Case Name: H. Heune v. The State
Court: Texas Courts of Appeals
Jurisdiction: Texas
Decision Date: 1884-01-17
Citations: 17 Tex. Ct. App. 426
Docket Number: No. 1788
Parties: H. Heune v. The State.
Judges: 
Reporter: Texas Court of Appeals Reports
Volume: 17
Pages: 426–427

Head Matter:
[No. 1788.]
H. Heune v. The State.
Obstruction of Public Roads — Fact Case.—See the statement of the case for evidence held insufficient to support a conviction for wilfully obstructing a public road.
Appeal from the County Court of Fayette. Tried below before the Hon. John C. Stiehl, County Judge.
Convicted upon an information charging him with the wilful obstruction of a public road, the appellant was fined in the sum of $10.
The State first introduced in evidence the decree of the commissioners’ court of Fayette county, establishing the second-class road thereafter known as the Colorado Biver, Crownover Bend and Cedar Post Office road. Henry Schubert, the overseer of the said road, was then called to -the stand, and testified, in substance, that for a distance of one hundred and fifty yards between the fences of the defendant and Mr. Kehrer, the road in question is from twenty to twenty-five feet wide. After receiving his commission in March, 1884, the witness notified the defendant to remove his fence to its proper place, and the defendant agreed, but has failed to do so. Witness did not know the proper line between the defendant and Kehrer’s property. He did not know that the defendant ever moved his fence into or out of the road. On his cross-examination, this witness said that he first went to Mr. Kehrer, about the road at the point spoken of being too narrow. Kehrer said that the road was entirely on his land, and advised witness to see defendant. Witness did not know the line as the road was first laid out, nor did he know when Kehrer built his present fence.
A. Kehrer testified that the defendant’s fence is on the line between the lands of himself, witness, and defendant. Defendant’s fence at some places is perhaps a little over the line, and at others a little set back. The road in question was entirely on the land of witness, which he gave voluntarily for road purposes before the road was worked. Witness’s fence has stood where it now stands for six or seven years. Defendant’s fence has stood as it now stands for a much longer time, and was built long before defendant owned the land. Before witness moved his fence out, people, as they were at liberty to do, traveled over the witness’s land.

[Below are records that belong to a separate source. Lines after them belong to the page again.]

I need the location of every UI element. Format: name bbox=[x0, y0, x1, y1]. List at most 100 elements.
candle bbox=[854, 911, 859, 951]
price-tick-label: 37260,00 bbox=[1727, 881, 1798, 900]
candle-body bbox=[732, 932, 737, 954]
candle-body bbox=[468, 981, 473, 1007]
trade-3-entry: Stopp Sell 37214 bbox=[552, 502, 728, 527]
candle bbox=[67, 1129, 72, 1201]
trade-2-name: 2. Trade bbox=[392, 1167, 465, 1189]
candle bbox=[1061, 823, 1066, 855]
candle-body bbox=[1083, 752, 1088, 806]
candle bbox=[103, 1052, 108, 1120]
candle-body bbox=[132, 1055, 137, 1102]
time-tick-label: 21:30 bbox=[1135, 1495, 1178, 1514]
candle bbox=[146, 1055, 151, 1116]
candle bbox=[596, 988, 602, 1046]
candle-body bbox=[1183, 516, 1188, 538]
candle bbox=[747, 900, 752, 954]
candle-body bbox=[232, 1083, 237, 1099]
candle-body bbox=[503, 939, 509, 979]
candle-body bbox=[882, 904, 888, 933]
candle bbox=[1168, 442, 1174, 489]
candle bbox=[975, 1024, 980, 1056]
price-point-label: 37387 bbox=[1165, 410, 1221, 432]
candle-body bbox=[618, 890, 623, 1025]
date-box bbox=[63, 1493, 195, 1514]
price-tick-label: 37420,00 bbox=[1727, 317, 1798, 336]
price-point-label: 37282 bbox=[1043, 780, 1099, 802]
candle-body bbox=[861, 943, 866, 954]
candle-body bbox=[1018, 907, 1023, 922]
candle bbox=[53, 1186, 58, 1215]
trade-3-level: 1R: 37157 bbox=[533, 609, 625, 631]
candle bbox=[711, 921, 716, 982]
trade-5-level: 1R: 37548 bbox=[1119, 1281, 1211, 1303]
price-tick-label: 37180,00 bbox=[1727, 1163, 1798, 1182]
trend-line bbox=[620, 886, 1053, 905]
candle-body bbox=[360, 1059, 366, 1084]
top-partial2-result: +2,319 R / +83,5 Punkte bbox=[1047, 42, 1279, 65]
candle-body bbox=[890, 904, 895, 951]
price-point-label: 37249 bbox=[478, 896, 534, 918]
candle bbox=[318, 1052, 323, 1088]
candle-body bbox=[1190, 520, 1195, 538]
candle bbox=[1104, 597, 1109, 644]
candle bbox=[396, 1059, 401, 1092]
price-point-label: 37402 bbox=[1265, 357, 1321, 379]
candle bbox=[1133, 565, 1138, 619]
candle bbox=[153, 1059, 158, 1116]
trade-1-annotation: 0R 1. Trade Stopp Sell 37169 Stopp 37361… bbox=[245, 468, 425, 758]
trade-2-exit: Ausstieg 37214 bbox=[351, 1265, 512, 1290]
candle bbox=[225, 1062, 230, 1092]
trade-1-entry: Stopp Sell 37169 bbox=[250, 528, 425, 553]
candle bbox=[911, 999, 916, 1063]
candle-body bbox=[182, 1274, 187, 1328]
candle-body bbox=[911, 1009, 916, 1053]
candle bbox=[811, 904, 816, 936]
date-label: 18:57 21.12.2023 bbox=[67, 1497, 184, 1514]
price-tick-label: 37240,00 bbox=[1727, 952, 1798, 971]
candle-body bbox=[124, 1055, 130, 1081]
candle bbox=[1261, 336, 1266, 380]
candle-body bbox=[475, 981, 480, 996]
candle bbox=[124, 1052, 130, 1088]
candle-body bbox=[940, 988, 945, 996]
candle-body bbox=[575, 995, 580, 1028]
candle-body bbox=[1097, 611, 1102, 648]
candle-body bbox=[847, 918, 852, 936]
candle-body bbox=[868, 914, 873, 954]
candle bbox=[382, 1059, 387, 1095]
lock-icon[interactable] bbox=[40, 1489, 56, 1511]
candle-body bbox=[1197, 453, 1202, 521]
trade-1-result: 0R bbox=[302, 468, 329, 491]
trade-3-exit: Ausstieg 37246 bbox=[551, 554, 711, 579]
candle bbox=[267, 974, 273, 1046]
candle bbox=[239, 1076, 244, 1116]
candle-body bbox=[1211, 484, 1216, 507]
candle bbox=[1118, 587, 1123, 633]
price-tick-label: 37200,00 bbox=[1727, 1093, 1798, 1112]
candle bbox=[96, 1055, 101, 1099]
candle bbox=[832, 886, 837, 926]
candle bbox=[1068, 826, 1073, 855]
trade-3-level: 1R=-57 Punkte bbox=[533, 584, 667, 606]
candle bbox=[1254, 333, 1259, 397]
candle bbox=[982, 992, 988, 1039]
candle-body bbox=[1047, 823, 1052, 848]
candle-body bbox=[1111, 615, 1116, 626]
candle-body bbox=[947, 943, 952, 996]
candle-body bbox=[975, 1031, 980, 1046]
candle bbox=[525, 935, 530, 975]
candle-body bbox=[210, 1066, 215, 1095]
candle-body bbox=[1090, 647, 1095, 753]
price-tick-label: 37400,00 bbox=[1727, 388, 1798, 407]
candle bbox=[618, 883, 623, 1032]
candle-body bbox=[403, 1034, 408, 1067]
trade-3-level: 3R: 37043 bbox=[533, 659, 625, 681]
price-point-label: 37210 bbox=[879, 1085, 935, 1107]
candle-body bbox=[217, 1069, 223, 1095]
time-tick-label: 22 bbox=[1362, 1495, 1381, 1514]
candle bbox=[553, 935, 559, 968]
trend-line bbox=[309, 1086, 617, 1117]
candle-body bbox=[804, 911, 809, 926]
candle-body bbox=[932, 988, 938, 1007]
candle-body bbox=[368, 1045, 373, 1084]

The road is the same now as originally cut out.
The motion for new trial denounced the verdict as unsupported by the evidence.
Duncan c& Meerschiedt, for the appellant.
J. H. Burts, Assistant Attorney General, for the State.

Opinion:
White, Presiding Judge.
This appeal is from a judgment of conviction in the county court for wilfully obstructing a public road. We can scarcely credit it that appellant was convicted upon the evidence alone which is disclosed in the record before us. If so, then we do not hesitate to say that there is not a particle of evidence going to establish in law his guilt of the charge for which he has been convicted. (Shubert v. The State, 16 Texas Ct. App., 645.)
The judgment is reversed and the cause remanded for another trial.